One of the main powers of the web is
hypertext, with its ability to delinearize and interlink the text
within its own boundaries and with other texts. She says that when we
began thinking about hypertext instead of as a new form of table on
contents, it “promised a radical restructuring of worldview,”
like the way we think about nature not as a hierarchy but “as a
network of interconnected species and systems.” She says a true
hypertextual structure has the power to “[elevate] the reader to
full participation in the production of the text's meaning.” But,
with her students describing the frustration and disorientation they
had with hypertext books, using hypertext in this way might actually
reinstate the author-reader hierarchy because clicking through
hypertext is not the same as writing and it still follows the
author's ascribed path, one of many paths, but still one that the
author created. Fitzpatrick then talks about database-driven
scholarship through things like the Walt Whitman Archive or the
Networked Infrastructure for Nineteenth-century Electronic
Scholarship. She describes them and then says that while focusing on
the interaction between texts is good, these systems still don't get
away from author-driven work. While scholars have focused on
individual reading, what she calls the library model of texts
circulating among individual reading, they also need to look at the
coffee-house model of public reading and debate.
An example of this public reading that
she sees is Facebook. And while her students felt disorientated with
the hypertext books, they love and use Facebook constantly.

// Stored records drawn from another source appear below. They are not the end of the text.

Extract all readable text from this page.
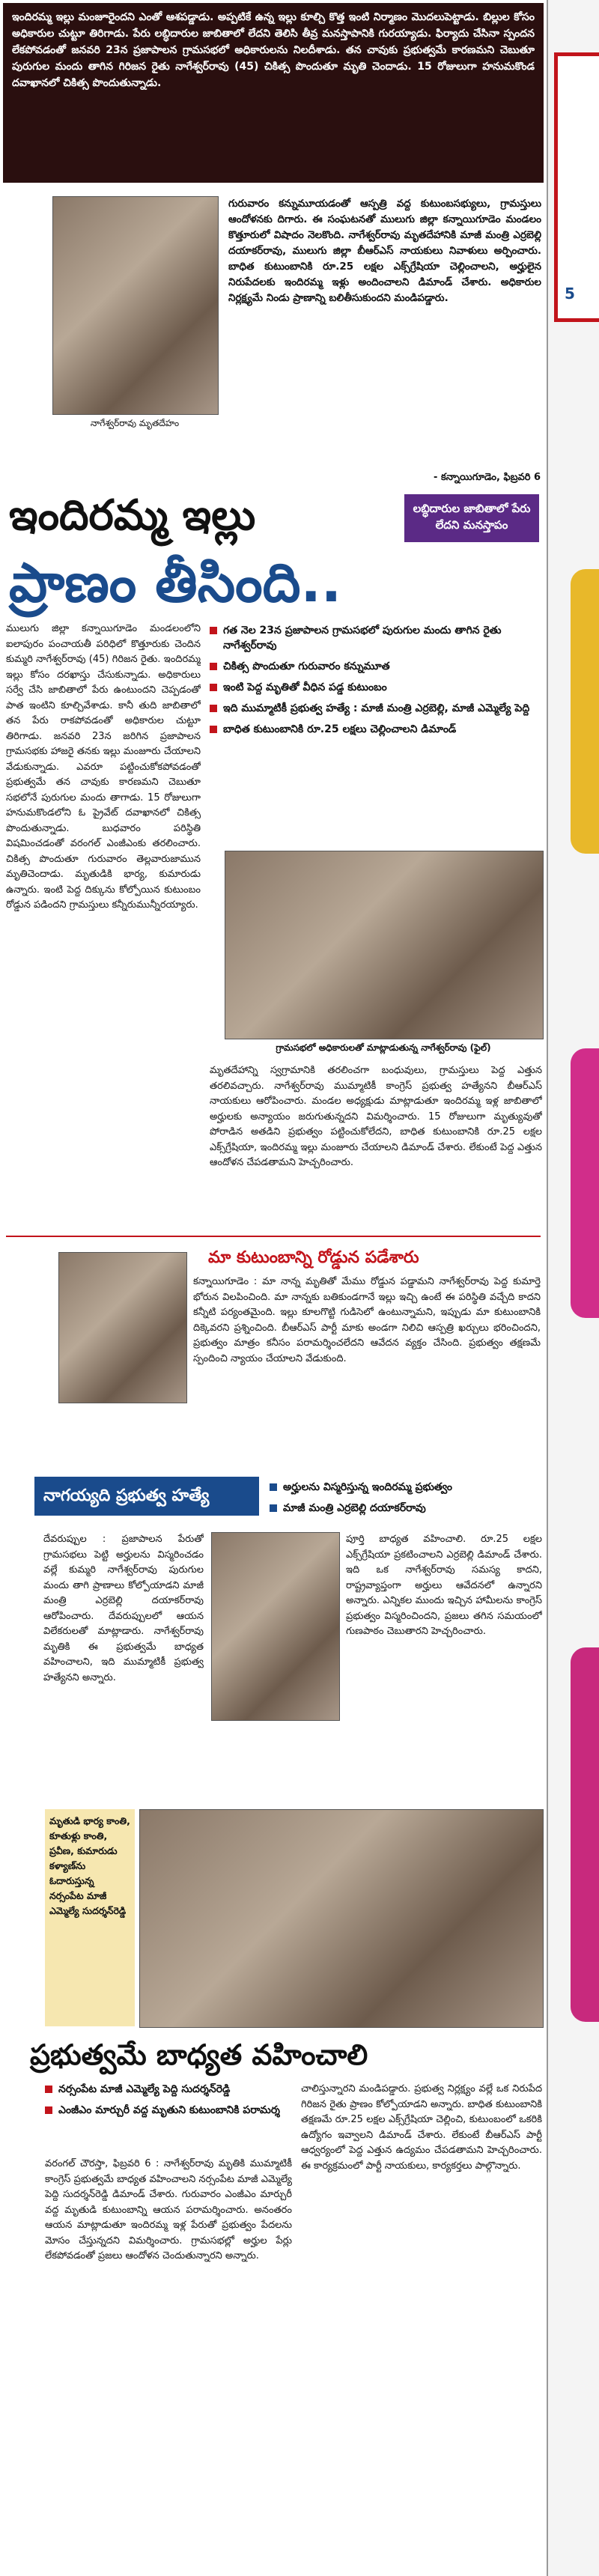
ఇందిరమ్మ ఇల్లు మంజూరైందని ఎంతో ఆశపడ్డాడు. అప్పటికే ఉన్న ఇల్లు కూల్చి కొత్త ఇంటి నిర్మాణం మొదలుపెట్టాడు. బిల్లుల కోసం అధికారుల చుట్టూ తిరిగాడు. పేరు లబ్ధిదారుల జాబితాలో లేదని తెలిసి తీవ్ర మనస్తాపానికి గురయ్యాడు. ఫిర్యాదు చేసినా స్పందన లేకపోవడంతో జనవరి 23న ప్రజాపాలన గ్రామసభలో అధికారులను నిలదీశాడు. తన చావుకు ప్రభుత్వమే కారణమని చెబుతూ పురుగుల మందు తాగిన గిరిజన రైతు నాగేశ్వర్‌రావు (45) చికిత్స పొందుతూ మృతి చెందాడు. 15 రోజులుగా హనుమకొండ దవాఖానలో చికిత్స పొందుతున్నాడు.

నాగేశ్వర్‌రావు మృతదేహం

గురువారం కన్నుమూయడంతో ఆస్పత్రి వద్ద కుటుంబసభ్యులు, గ్రామస్తులు ఆందోళనకు దిగారు. ఈ సంఘటనతో ములుగు జిల్లా కన్నాయిగూడెం మండలం కొత్తూరులో విషాదం నెలకొంది. నాగేశ్వర్‌రావు మృతదేహానికి మాజీ మంత్రి ఎర్రబెల్లి దయాకర్‌రావు, ములుగు జిల్లా బీఆర్‌ఎస్ నాయకులు నివాళులు అర్పించారు. బాధిత కుటుంబానికి రూ.25 లక్షల ఎక్స్‌గ్రేషియా చెల్లించాలని, అర్హులైన నిరుపేదలకు ఇందిరమ్మ ఇళ్లు అందించాలని డిమాండ్ చేశారు. అధికారుల నిర్లక్ష్యమే నిండు ప్రాణాన్ని బలితీసుకుందని మండిపడ్డారు.

- కన్నాయిగూడెం, ఫిబ్రవరి 6
ఇందిరమ్మ ఇల్లు	లబ్ధిదారుల జాబితాలో పేరు లేదని మనస్తాపం
ప్రాణం తీసింది..

ములుగు జిల్లా కన్నాయిగూడెం మండలంలోని ఐలాపురం పంచాయతీ పరిధిలో కొత్తూరుకు చెందిన కుమ్మరి నాగేశ్వర్‌రావు (45) గిరిజన రైతు. ఇందిరమ్మ ఇల్లు కోసం దరఖాస్తు చేసుకున్నాడు. అధికారులు సర్వే చేసి జాబితాలో పేరు ఉంటుందని చెప్పడంతో పాత ఇంటిని కూల్చివేశాడు. కానీ తుది జాబితాలో తన పేరు రాకపోవడంతో అధికారుల చుట్టూ తిరిగాడు. జనవరి 23న జరిగిన ప్రజాపాలన గ్రామసభకు హాజరై తనకు ఇల్లు మంజూరు చేయాలని వేడుకున్నాడు. ఎవరూ పట్టించుకోకపోవడంతో ప్రభుత్వమే తన చావుకు కారణమని చెబుతూ సభలోనే పురుగుల మందు తాగాడు. 15 రోజులుగా హనుమకొండలోని ఓ ప్రైవేట్ దవాఖానలో చికిత్స పొందుతున్నాడు. బుధవారం పరిస్థితి విషమించడంతో వరంగల్ ఎంజీఎంకు తరలించారు. చికిత్స పొందుతూ గురువారం తెల్లవారుజామున మృతిచెందాడు. మృతుడికి భార్య, కుమారుడు ఉన్నారు. ఇంటి పెద్ద దిక్కును కోల్పోయిన కుటుంబం రోడ్డున పడిందని గ్రామస్తులు కన్నీరుమున్నీరయ్యారు.

గత నెల 23న ప్రజాపాలన గ్రామసభలో పురుగుల మందు తాగిన రైతు నాగేశ్వర్‌రావు
చికిత్స పొందుతూ గురువారం కన్నుమూత
ఇంటి పెద్ద మృతితో వీధిన పడ్డ కుటుంబం
ఇది ముమ్మాటికీ ప్రభుత్వ హత్యే : మాజీ మంత్రి ఎర్రబెల్లి, మాజీ ఎమ్మెల్యే పెద్ది
బాధిత కుటుంబానికి రూ.25 లక్షలు చెల్లించాలని డిమాండ్
గ్రామసభలో అధికారులతో మాట్లాడుతున్న నాగేశ్వర్‌రావు (ఫైల్)

మృతదేహాన్ని స్వగ్రామానికి తరలించగా బంధువులు, గ్రామస్తులు పెద్ద ఎత్తున తరలివచ్చారు. నాగేశ్వర్‌రావు ముమ్మాటికీ కాంగ్రెస్ ప్రభుత్వ హత్యేనని బీఆర్‌ఎస్ నాయకులు ఆరోపించారు. మండల అధ్యక్షుడు మాట్లాడుతూ ఇందిరమ్మ ఇళ్ల జాబితాలో అర్హులకు అన్యాయం జరుగుతున్నదని విమర్శించారు. 15 రోజులుగా మృత్యువుతో పోరాడిన అతడిని ప్రభుత్వం పట్టించుకోలేదని, బాధిత కుటుంబానికి రూ.25 లక్షల ఎక్స్‌గ్రేషియా, ఇందిరమ్మ ఇల్లు మంజూరు చేయాలని డిమాండ్ చేశారు. లేకుంటే పెద్ద ఎత్తున ఆందోళన చేపడతామని హెచ్చరించారు.

మా కుటుంబాన్ని రోడ్డున పడేశారు

కన్నాయిగూడెం : మా నాన్న మృతితో మేము రోడ్డున పడ్డామని నాగేశ్వర్‌రావు పెద్ద కుమార్తె భోరున విలపించింది. మా నాన్నకు బతికుండగానే ఇల్లు ఇచ్చి ఉంటే ఈ పరిస్థితి వచ్చేది కాదని కన్నీటి పర్యంతమైంది. ఇల్లు కూలగొట్టి గుడిసెలో ఉంటున్నామని, ఇప్పుడు మా కుటుంబానికి దిక్కెవరని ప్రశ్నించింది. బీఆర్‌ఎస్ పార్టీ మాకు అండగా నిలిచి ఆస్పత్రి ఖర్చులు భరించిందని, ప్రభుత్వం మాత్రం కనీసం పరామర్శించలేదని ఆవేదన వ్యక్తం చేసింది. ప్రభుత్వం తక్షణమే స్పందించి న్యాయం చేయాలని వేడుకుంది.

నాగయ్యది ప్రభుత్వ హత్యే	అర్హులను విస్మరిస్తున్న ఇందిరమ్మ ప్రభుత్వం
మాజీ మంత్రి ఎర్రబెల్లి దయాకర్‌రావు

దేవరుప్పుల : ప్రజాపాలన పేరుతో గ్రామసభలు పెట్టి అర్హులను విస్మరించడం వల్లే కుమ్మరి నాగేశ్వర్‌రావు పురుగుల మందు తాగి ప్రాణాలు కోల్పోయాడని మాజీ మంత్రి ఎర్రబెల్లి దయాకర్‌రావు ఆరోపించారు. దేవరుప్పులలో ఆయన విలేకరులతో మాట్లాడారు. నాగేశ్వర్‌రావు మృతికి ఈ ప్రభుత్వమే బాధ్యత వహించాలని, ఇది ముమ్మాటికీ ప్రభుత్వ హత్యేనని అన్నారు.

పూర్తి బాధ్యత వహించాలి. రూ.25 లక్షల ఎక్స్‌గ్రేషియా ప్రకటించాలని ఎర్రబెల్లి డిమాండ్ చేశారు. ఇది ఒక నాగేశ్వర్‌రావు సమస్య కాదని, రాష్ట్రవ్యాప్తంగా అర్హులు ఆవేదనలో ఉన్నారని అన్నారు. ఎన్నికల ముందు ఇచ్చిన హామీలను కాంగ్రెస్ ప్రభుత్వం విస్మరించిందని, ప్రజలు తగిన సమయంలో గుణపాఠం చెబుతారని హెచ్చరించారు.

మృతుడి భార్య కాంతి, కూతుళ్లు కాంతి, ప్రవీణ, కుమారుడు కళ్యాణ్‌ను ఓదారుస్తున్న నర్సంపేట మాజీ ఎమ్మెల్యే సుదర్శన్‌రెడ్డి

ప్రభుత్వమే బాధ్యత వహించాలి
నర్సంపేట మాజీ ఎమ్మెల్యే పెద్ది సుదర్శన్‌రెడ్డి
ఎంజీఎం మార్చురీ వద్ద మృతుని కుటుంబానికి పరామర్శ

వరంగల్ చౌరస్తా, ఫిబ్రవరి 6 : నాగేశ్వర్‌రావు మృతికి ముమ్మాటికీ కాంగ్రెస్ ప్రభుత్వమే బాధ్యత వహించాలని నర్సంపేట మాజీ ఎమ్మెల్యే పెద్ది సుదర్శన్‌రెడ్డి డిమాండ్ చేశారు. గురువారం ఎంజీఎం మార్చురీ వద్ద మృతుడి కుటుంబాన్ని ఆయన పరామర్శించారు. అనంతరం ఆయన మాట్లాడుతూ ఇందిరమ్మ ఇళ్ల పేరుతో ప్రభుత్వం పేదలను మోసం చేస్తున్నదని విమర్శించారు. గ్రామసభల్లో అర్హుల పేర్లు లేకపోవడంతో ప్రజలు ఆందోళన చెందుతున్నారని అన్నారు.

చాలిస్తున్నారని మండిపడ్డారు. ప్రభుత్వ నిర్లక్ష్యం వల్లే ఒక నిరుపేద గిరిజన రైతు ప్రాణం కోల్పోయాడని అన్నారు. బాధిత కుటుంబానికి తక్షణమే రూ.25 లక్షల ఎక్స్‌గ్రేషియా చెల్లించి, కుటుంబంలో ఒకరికి ఉద్యోగం ఇవ్వాలని డిమాండ్ చేశారు. లేకుంటే బీఆర్‌ఎస్ పార్టీ ఆధ్వర్యంలో పెద్ద ఎత్తున ఉద్యమం చేపడతామని హెచ్చరించారు. ఈ కార్యక్రమంలో పార్టీ నాయకులు, కార్యకర్తలు పాల్గొన్నారు.

5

She says
that hypertext only works if the interactive and non-authoritative
structure is “fully mobilized.” She finishes her article by
talking about blogs and they could facilitate a new powerful stage in
scholarship where authors and readers can interact with each other at
each stage of the writing process, highlighting this idea of
network-based writing. She talks about one platform called
CommentPress, built upon WordPress, where comments are side-by-side
with the text an author is writing, and the text itself is split into
paragraphs that are arranged with the comments next to them to
paragraphs that are arranged with their comments next to them to help
structure the reader responses. She ends her article by imagining a platform that would combine the power of database-driven scholarship, creating connections between texts, with the power of the blog, creating connections between readers and authors.